まず、人間のギルド長を個別に呼び出し、裏の個室でワインを注ぐ。
「ギルド長、エルフの商人を潰しても、あんたらの取り分は増えんよ。だが、エルフが欲しがっている『安全な通行権』をあんたらが護衛という形で保証してやれば、国から臨時の予算(護衛費)を毟り取れる。どうだ、泥は俺が被る。裏で手を握らんか?」
次に、エルフの商業代表の元へ赴き、極上の茶を差し出す。
「代表、人間たちに『種族共生のクリーンな街』(ワンヘルス特区)という看板を掲げさせてやる。
世間体は抜群だ。
その代わり、裏で冒険者ギルドへ流す手数料を少しだけ上乗せしてやってくれ。
結果的にあんたらの税金は安くなるよう、役人に根回しをしてある」
どちらのボスも、山下の完璧すぎる「裏のシナリオ」と、誰も損をしない絶妙な利益配分に、驚きを通り越して呆気にとられた。
そして同時に、この男を敵に回したら恐ろしいと本能で察した。
数日後。
あんなに揉めていた両ギルドが、突然、笑顔で握手を交わした。表向きは「人間とエルフが手を取り合う、新しい福祉と環境の理念」(ワンヘルス運動)の大々的な発表だ。
これを見た街の住民や一般の冒険者たちは、
「素晴らしい!」「これで街が平和になる!」
と大喝采を送った。
だが、その仕組みを裏で完璧にコントロールし、毎月巨額の手数料が懐に入るシステムを作り上げたのは、ただの新人冒険者である山下だった。

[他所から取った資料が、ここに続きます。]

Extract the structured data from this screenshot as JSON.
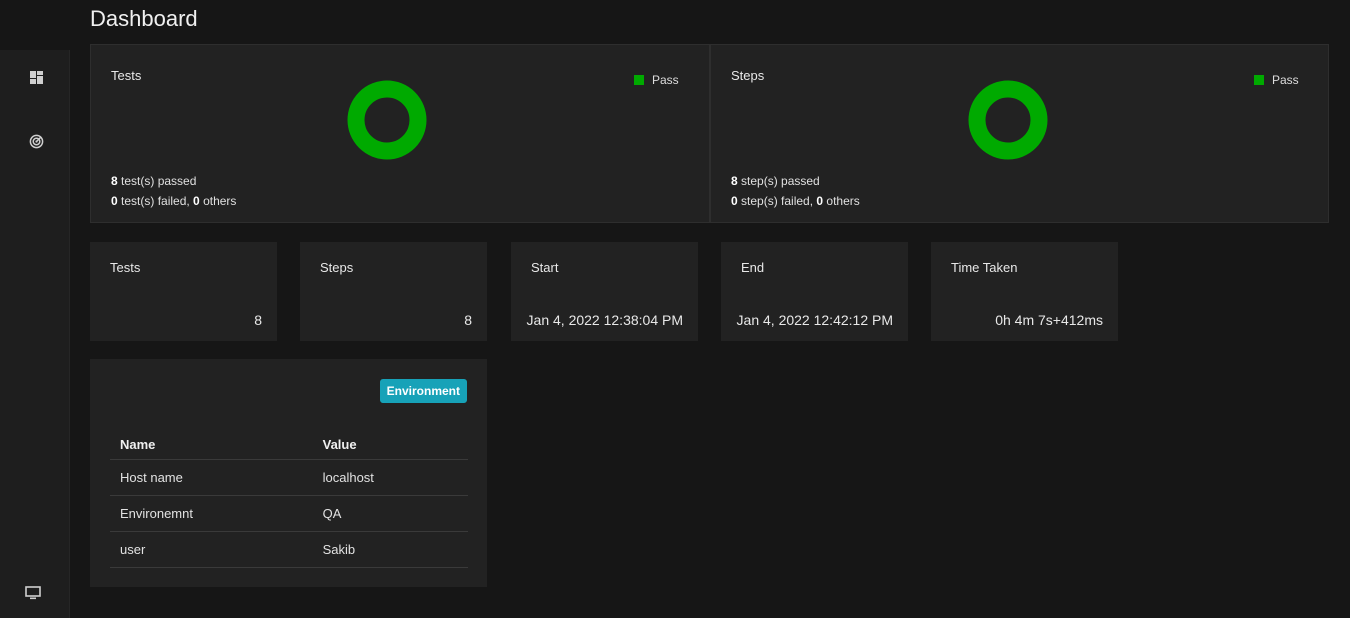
{
  "page": {
    "title": "Dashboard"
  },
  "sidebar": {
    "items": [
      {
        "icon": "dashboard-icon"
      },
      {
        "icon": "radar-icon"
      },
      {
        "icon": "monitor-icon"
      }
    ]
  },
  "colors": {
    "pass": "#00aa00",
    "badge": "#17a2b8"
  },
  "tests_chart": {
    "title": "Tests",
    "legend": "Pass",
    "passed_count": "8",
    "passed_text": " test(s) passed",
    "failed_count": "0",
    "failed_text": " test(s) failed, ",
    "others_count": "0",
    "others_text": " others",
    "pass_fraction": 1.0
  },
  "steps_chart": {
    "title": "Steps",
    "legend": "Pass",
    "passed_count": "8",
    "passed_text": " step(s) passed",
    "failed_count": "0",
    "failed_text": " step(s) failed, ",
    "others_count": "0",
    "others_text": " others",
    "pass_fraction": 1.0
  },
  "stats": [
    {
      "label": "Tests",
      "value": "8"
    },
    {
      "label": "Steps",
      "value": "8"
    },
    {
      "label": "Start",
      "value": "Jan 4, 2022 12:38:04 PM"
    },
    {
      "label": "End",
      "value": "Jan 4, 2022 12:42:12 PM"
    },
    {
      "label": "Time Taken",
      "value": "0h 4m 7s+412ms"
    }
  ],
  "environment": {
    "badge": "Environment",
    "headers": [
      "Name",
      "Value"
    ],
    "rows": [
      [
        "Host name",
        "localhost"
      ],
      [
        "Environemnt",
        "QA"
      ],
      [
        "user",
        "Sakib"
      ]
    ]
  }
}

「これだよ、これ! 政治はこうでなくっちゃな!」誰もいない自室で、山下は手に入れた大量の金貨を眺めながら、心底楽しそうに笑った。
現実世界のあの情けない最期が嘘のように、今の山下は生き生きとしていた。
綺麗な看板を掲げ、裏で完璧な談合を仕切る。
この世界は、山下にとって最高の遊び場だった。
しかし、一介の若者がギルドのトップたちをアゴで使っているという噂は、やがて王都の耳の早い貴族たちの元へと届き始めていた。
山下の前に、次なる「政治の闇」が迫ろうとしていた。